Prosecutors at the murder trial of ex-Minneapolis cop Derek Chauvin are due to wrap up their case this week — leaving open the question of whether the former officer will take the stand in his own defense.
Chauvin, 45, who is charged in the caught-on-video death of George Floyd, has the right to testify when his lawyers present their case but would then open himself up to a grilling by prosecutors.
It’s a gamble his lawyers are unlikely to take, according to legal experts.
“Chauvin doesn’t come across as a character that you want to root for because of the video,” Joseph Daly, emeritus professor at Mitchell Hamline School of Law, told the Star Tribune.
“[Prosecutors will] take him through every single second of that video and have him testify. In cross-examination, he’ll just get beat up.”
Wright, who was black, was shot and killed by police after a traffic stop — sparking a new round of protests, looting and clashes with police since Floyd’s May 25 death sent demonstrators to the streets.
In court Monday, Chauvin’s lawyer, Eric Nelson, argued that the new unrest threatens to taint the jury against the former cop and asked Hennepin County District Judge Peter Cahill to order the panel sequestered for the rest of the trial.
“Ultimately, this incident, while it is, I understand, it’s not this case, I understand it does not involve the same parties,” Nelson said.
“But the problem is that the emotional response that that case creates sets the stage for a juror to say, ‘I’m not going to vote not guilty because I’m concerned about the outcome,’” he said.
But Cahill denied the request.
“I understand the argument from the defense that this now puts them even more ill at ease,” the judge said, referring to the jurors. “But I think sequestering them will only aggravate that.”
Prosecutors have focused their case on viral footage of Floyd’s death, which shows Chauvin pressing his knee to his neck for more than nine minutes.
On Monday, Dr.
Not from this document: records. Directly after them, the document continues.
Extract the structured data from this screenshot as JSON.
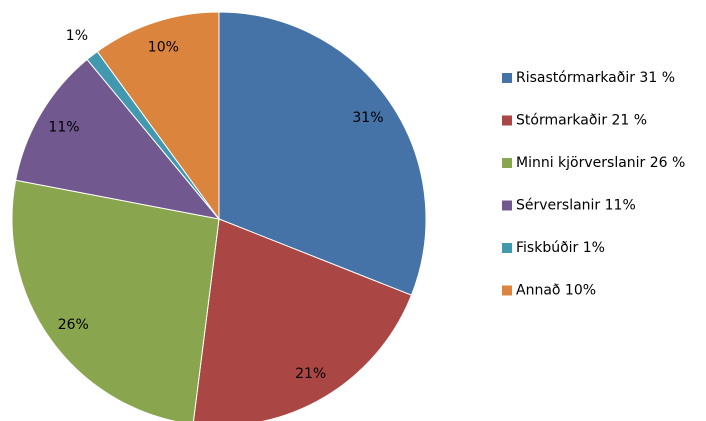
{
  "chart_data": {
    "type": "pie",
    "categories": [
      "Risastórmarkaðir 31 %",
      "Stórmarkaðir 21 %",
      "Minni kjörverslanir 26 %",
      "Sérverslanir 11%",
      "Fiskbúðir 1%",
      "Annað 10%"
    ],
    "values": [
      31,
      21,
      26,
      11,
      1,
      10
    ],
    "value_labels": [
      "31%",
      "21%",
      "26%",
      "11%",
      "1%",
      "10%"
    ],
    "colors": [
      "#4572a7",
      "#aa4643",
      "#89a54e",
      "#71588f",
      "#4198af",
      "#db843d"
    ],
    "legend": "right"
  }
}
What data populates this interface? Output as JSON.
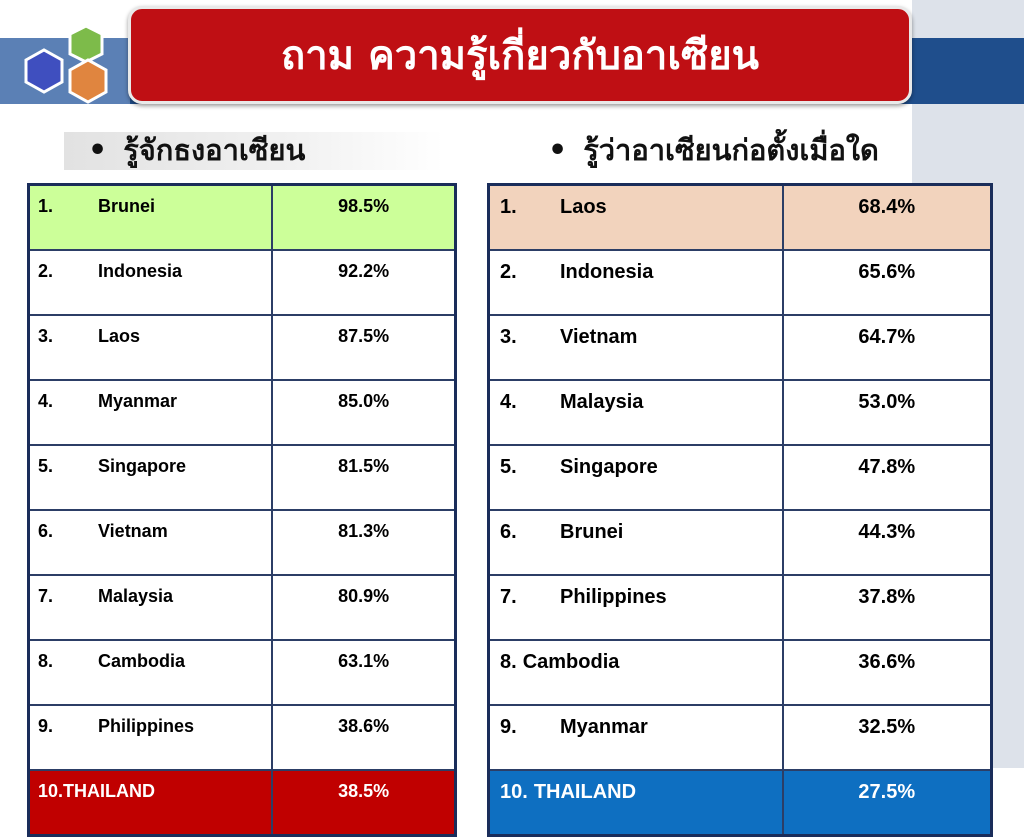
{
  "title": "ถาม ความรู้เกี่ยวกับอาเซียน",
  "left_section": {
    "heading": "รู้จักธงอาเซียน",
    "rows": [
      {
        "rank": "1.",
        "name": "Brunei",
        "value": "98.5%"
      },
      {
        "rank": "2.",
        "name": "Indonesia",
        "value": "92.2%"
      },
      {
        "rank": "3.",
        "name": "Laos",
        "value": "87.5%"
      },
      {
        "rank": "4.",
        "name": "Myanmar",
        "value": "85.0%"
      },
      {
        "rank": "5.",
        "name": "Singapore",
        "value": "81.5%"
      },
      {
        "rank": "6.",
        "name": "Vietnam",
        "value": "81.3%"
      },
      {
        "rank": "7.",
        "name": "Malaysia",
        "value": "80.9%"
      },
      {
        "rank": "8.",
        "name": "Cambodia",
        "value": "63.1%"
      },
      {
        "rank": "9.",
        "name": "Philippines",
        "value": "38.6%"
      },
      {
        "rank": "10.",
        "name": "THAILAND",
        "value": "38.5%"
      }
    ]
  },
  "right_section": {
    "heading": "รู้ว่าอาเซียนก่อตั้งเมื่อใด",
    "rows": [
      {
        "rank": "1.",
        "name": "Laos",
        "value": "68.4%"
      },
      {
        "rank": "2.",
        "name": "Indonesia",
        "value": "65.6%"
      },
      {
        "rank": "3.",
        "name": "Vietnam",
        "value": "64.7%"
      },
      {
        "rank": "4.",
        "name": "Malaysia",
        "value": "53.0%"
      },
      {
        "rank": "5.",
        "name": "Singapore",
        "value": "47.8%"
      },
      {
        "rank": "6.",
        "name": "Brunei",
        "value": "44.3%"
      },
      {
        "rank": "7.",
        "name": "Philippines",
        "value": "37.8%"
      },
      {
        "rank": "8.",
        "name": "Cambodia",
        "value": "36.6%"
      },
      {
        "rank": "9.",
        "name": "Myanmar",
        "value": "32.5%"
      },
      {
        "rank": "10.",
        "name": "THAILAND",
        "value": "27.5%"
      }
    ]
  },
  "colors": {
    "title_bg": "#bf0f14",
    "left_highlight_top": "#ccff99",
    "left_highlight_bottom": "#c00000",
    "right_highlight_top": "#f2d3bd",
    "right_highlight_bottom": "#0e6fc1",
    "header_bar": "#1f4e8c"
  },
  "icons": {
    "logo": "hexagon-cluster-icon",
    "decoration": "hexagon-outline-icon"
  }
}
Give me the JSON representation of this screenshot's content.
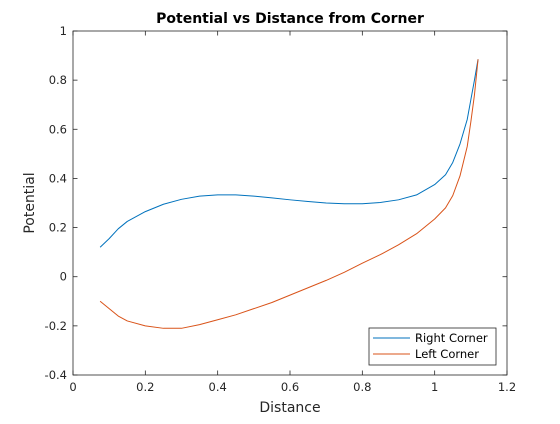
{
  "chart_data": {
    "type": "line",
    "title": "Potential vs Distance from Corner",
    "xlabel": "Distance",
    "ylabel": "Potential",
    "xlim": [
      0,
      1.2
    ],
    "ylim": [
      -0.4,
      1
    ],
    "xticks": [
      0,
      0.2,
      0.4,
      0.6,
      0.8,
      1,
      1.2
    ],
    "xtick_labels": [
      "0",
      "0.2",
      "0.4",
      "0.6",
      "0.8",
      "1",
      "1.2"
    ],
    "yticks": [
      -0.4,
      -0.2,
      0,
      0.2,
      0.4,
      0.6,
      0.8,
      1
    ],
    "ytick_labels": [
      "-0.4",
      "-0.2",
      "0",
      "0.2",
      "0.4",
      "0.6",
      "0.8",
      "1"
    ],
    "grid": false,
    "legend_position": "bottom-right",
    "series": [
      {
        "name": "Right Corner",
        "color": "#0072BD",
        "x": [
          0.075,
          0.1,
          0.125,
          0.15,
          0.2,
          0.25,
          0.3,
          0.35,
          0.4,
          0.45,
          0.5,
          0.55,
          0.6,
          0.65,
          0.7,
          0.75,
          0.8,
          0.85,
          0.9,
          0.95,
          1.0,
          1.03,
          1.05,
          1.07,
          1.09,
          1.1,
          1.11,
          1.12
        ],
        "y": [
          0.12,
          0.155,
          0.195,
          0.225,
          0.265,
          0.295,
          0.315,
          0.328,
          0.333,
          0.333,
          0.328,
          0.321,
          0.313,
          0.306,
          0.3,
          0.297,
          0.297,
          0.302,
          0.313,
          0.333,
          0.375,
          0.415,
          0.465,
          0.54,
          0.64,
          0.72,
          0.8,
          0.885
        ]
      },
      {
        "name": "Left Corner",
        "color": "#D95319",
        "x": [
          0.075,
          0.1,
          0.125,
          0.15,
          0.2,
          0.25,
          0.3,
          0.35,
          0.4,
          0.45,
          0.5,
          0.55,
          0.6,
          0.65,
          0.7,
          0.75,
          0.8,
          0.85,
          0.9,
          0.95,
          1.0,
          1.03,
          1.05,
          1.07,
          1.09,
          1.1,
          1.11,
          1.12
        ],
        "y": [
          -0.1,
          -0.13,
          -0.16,
          -0.18,
          -0.2,
          -0.21,
          -0.21,
          -0.195,
          -0.175,
          -0.155,
          -0.13,
          -0.105,
          -0.075,
          -0.045,
          -0.015,
          0.018,
          0.055,
          0.09,
          0.13,
          0.175,
          0.235,
          0.28,
          0.33,
          0.41,
          0.53,
          0.63,
          0.74,
          0.885
        ]
      }
    ]
  }
}
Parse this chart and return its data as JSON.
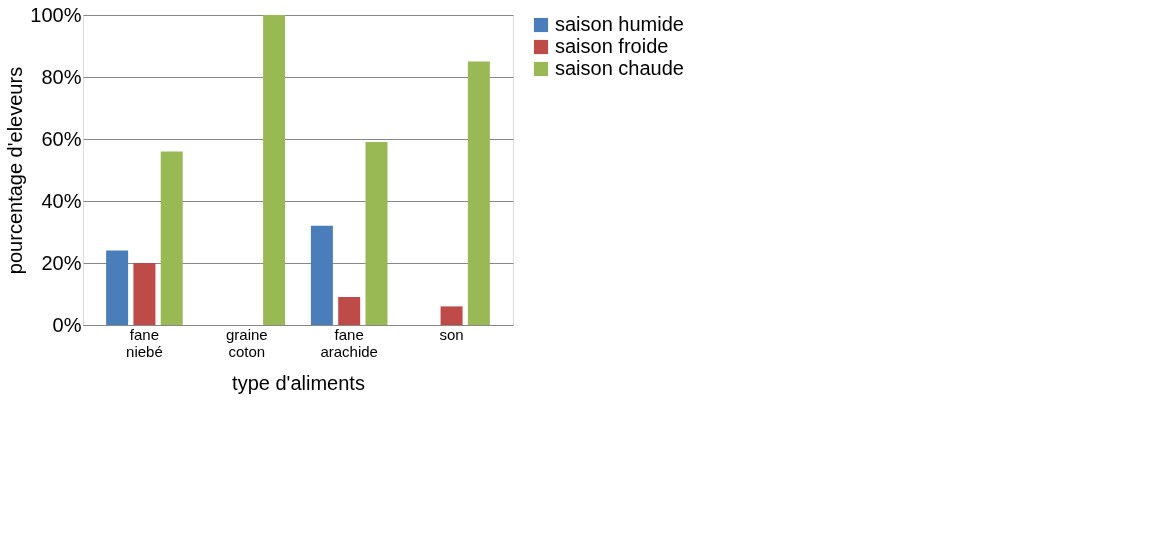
{
  "chart_data": {
    "type": "bar",
    "xlabel": "type d'aliments",
    "ylabel": "pourcentage d'eleveurs",
    "categories": [
      "fane niebé",
      "graine coton",
      "fane arachide",
      "son"
    ],
    "series": [
      {
        "name": "saison humide",
        "color": "#4a7ebb",
        "values": [
          24,
          0,
          32,
          0
        ]
      },
      {
        "name": "saison froide",
        "color": "#be4b48",
        "values": [
          20,
          0,
          9,
          6
        ]
      },
      {
        "name": "saison chaude",
        "color": "#98b954",
        "values": [
          56,
          100,
          59,
          85
        ]
      }
    ],
    "ylim": [
      0,
      100
    ],
    "yticks": [
      {
        "value": 0,
        "label": "0%"
      },
      {
        "value": 20,
        "label": "20%"
      },
      {
        "value": 40,
        "label": "40%"
      },
      {
        "value": 60,
        "label": "60%"
      },
      {
        "value": 80,
        "label": "80%"
      },
      {
        "value": 100,
        "label": "100%"
      }
    ],
    "grid": "y",
    "legend": "right"
  }
}
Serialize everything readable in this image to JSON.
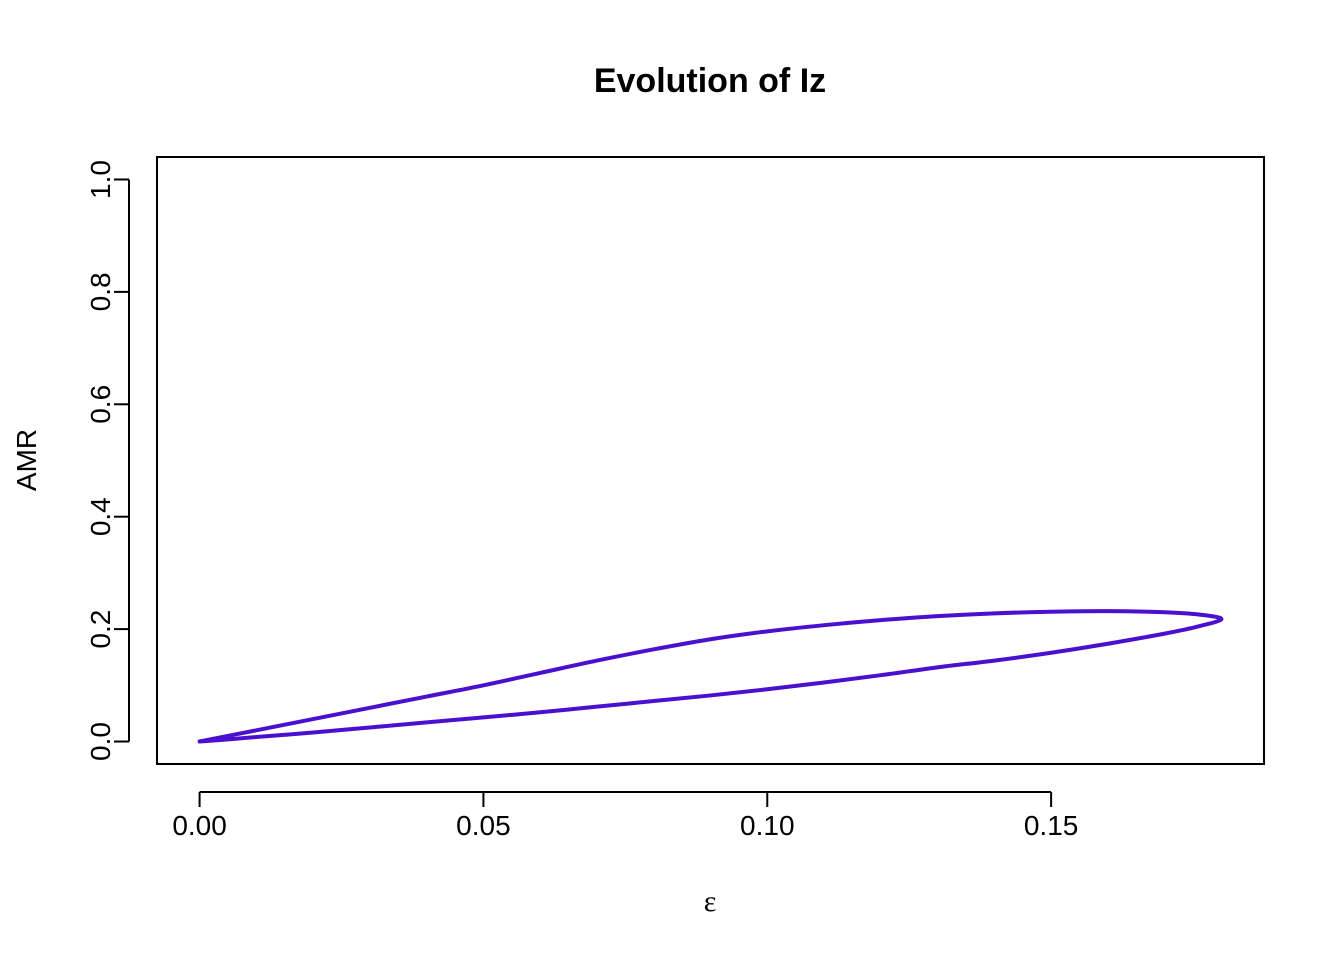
{
  "chart_data": {
    "type": "line",
    "title": "Evolution of Iz",
    "xlabel": "ε",
    "ylabel": "AMR",
    "xlim": [
      -0.0075,
      0.1875
    ],
    "ylim": [
      -0.04,
      1.04
    ],
    "x_ticks": [
      "0.00",
      "0.05",
      "0.10",
      "0.15"
    ],
    "x_tick_values": [
      0.0,
      0.05,
      0.1,
      0.15
    ],
    "y_ticks": [
      "0.0",
      "0.2",
      "0.4",
      "0.6",
      "0.8",
      "1.0"
    ],
    "y_tick_values": [
      0.0,
      0.2,
      0.4,
      0.6,
      0.8,
      1.0
    ],
    "grid": false,
    "line_color": "#4B0FCF",
    "series": [
      {
        "points": [
          [
            0.0,
            0.0
          ],
          [
            0.01,
            0.02
          ],
          [
            0.02,
            0.04
          ],
          [
            0.03,
            0.06
          ],
          [
            0.04,
            0.08
          ],
          [
            0.05,
            0.1
          ],
          [
            0.06,
            0.122
          ],
          [
            0.07,
            0.144
          ],
          [
            0.08,
            0.164
          ],
          [
            0.09,
            0.182
          ],
          [
            0.1,
            0.196
          ],
          [
            0.11,
            0.207
          ],
          [
            0.12,
            0.216
          ],
          [
            0.13,
            0.223
          ],
          [
            0.14,
            0.228
          ],
          [
            0.15,
            0.231
          ],
          [
            0.16,
            0.232
          ],
          [
            0.17,
            0.23
          ],
          [
            0.176,
            0.226
          ],
          [
            0.18,
            0.218
          ],
          [
            0.176,
            0.205
          ],
          [
            0.17,
            0.192
          ],
          [
            0.16,
            0.174
          ],
          [
            0.15,
            0.158
          ],
          [
            0.14,
            0.144
          ],
          [
            0.13,
            0.132
          ],
          [
            0.12,
            0.118
          ],
          [
            0.11,
            0.105
          ],
          [
            0.1,
            0.093
          ],
          [
            0.09,
            0.082
          ],
          [
            0.08,
            0.072
          ],
          [
            0.07,
            0.062
          ],
          [
            0.06,
            0.052
          ],
          [
            0.05,
            0.043
          ],
          [
            0.04,
            0.034
          ],
          [
            0.03,
            0.025
          ],
          [
            0.02,
            0.016
          ],
          [
            0.01,
            0.008
          ],
          [
            0.004,
            0.003
          ],
          [
            0.0,
            0.0
          ]
        ]
      }
    ]
  }
}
Jonathan Rich, a cardiac expert, testified that Floyd suffered from hypertension, anxiety and substance abuse — but had no sign of heart disease when he died.
Nelson has claimed that Floyd, who had fentanyl and methamphetamine in this system, died as a result of drug use and a heart condition — not Chauvin’s actions.
He has also repeatedly blamed a crowd of bystanders who berated the officers and pleaded with Chauvin to take his knee off Floyd’s neck.
Nelson has described the crowd as hostile and said they hampered efforts to get medical help to Floyd and created an unsafe condition for the officers.